B. Vision-Based Technology
Main difficulties in using glove-based input devices to collection of raw posture and gesture recognition data which is possible only by wearing the gloves by the user and attached to the computer. This will restrict freedom of movement similar to the traditional interaction methods. Collection of data for hand posture and gesture recognition requires by vision-based solution consist of four equally important components:The first is the placement and number of cameras used. Placing the cameras is critical because the visibility of the hand or hands being tracked must be maximized for robust recognition. Visibility is important because of the many occlusion problems present in vision-based tracking. The number of cameras used for tracking is another important issue. The second component in a vision-based solution for hand posture and gesture recognition is to make the hands more visible to the camera for simpler extraction of hand data. The third component of a vision-based solution for hand gesture and posture recognition is the extraction of features from the stream or streams of raw image data; the Fourth component is to apply recognition algorithms to these extracted features.
Challenges in hand gesture recognition system
Hand gesture recognition system confronts many challenges, these challenges are:
- Changed illumination: Change in light effects can affects our gesture input as it can change extracted skin region.
- Rotation problem: Problem of Degree of freedom. if degree of freedom is changes then our gesture input may differ and by this output could vary.

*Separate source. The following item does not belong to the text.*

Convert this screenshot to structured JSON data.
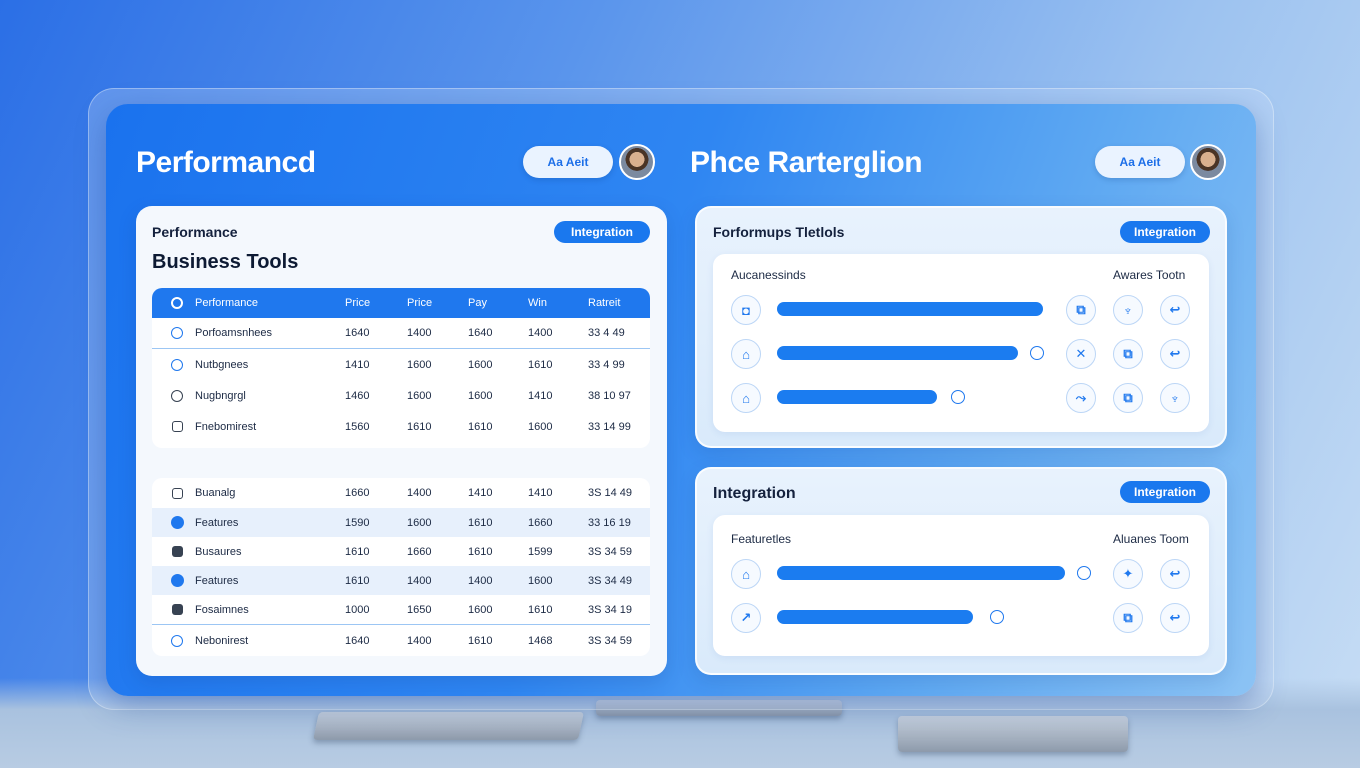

- Distinguishing problem: If with hand there is other things which have shape and colour like our skin but that is not our gesture input then it can create problem for system to distinguish between our hand gesture input and background.
- Size problem: This As per human being, we have different shapes and sizes of hand like small child have small hands and adult have big hands so it can create problem for system.
- Position problem: While giving input if hands position differs like hand placed in corner of screen or all dots which detecting hand position doesn't lies on hand then it can create problem to capture input from user.
Conclusion
Hand Gesture Recognition is an important Human Computer interface for interaction between living thing like human and machine system. Hand Gesture Recognition System works like this : first user give input to the system by making hand gestures, then system scanned the gestures by using cam or sensor and deducts it into signal and passes the program, now its program responsibility to first accept the signal then examine what is the input given using gestures, then check if there is any corresponding data is saved into dataset then we will get our result.
System performance enhance when we train our system with maximum number of datasets. As we want to be our system more and more reliable for that we should train it with maximum number of datasets.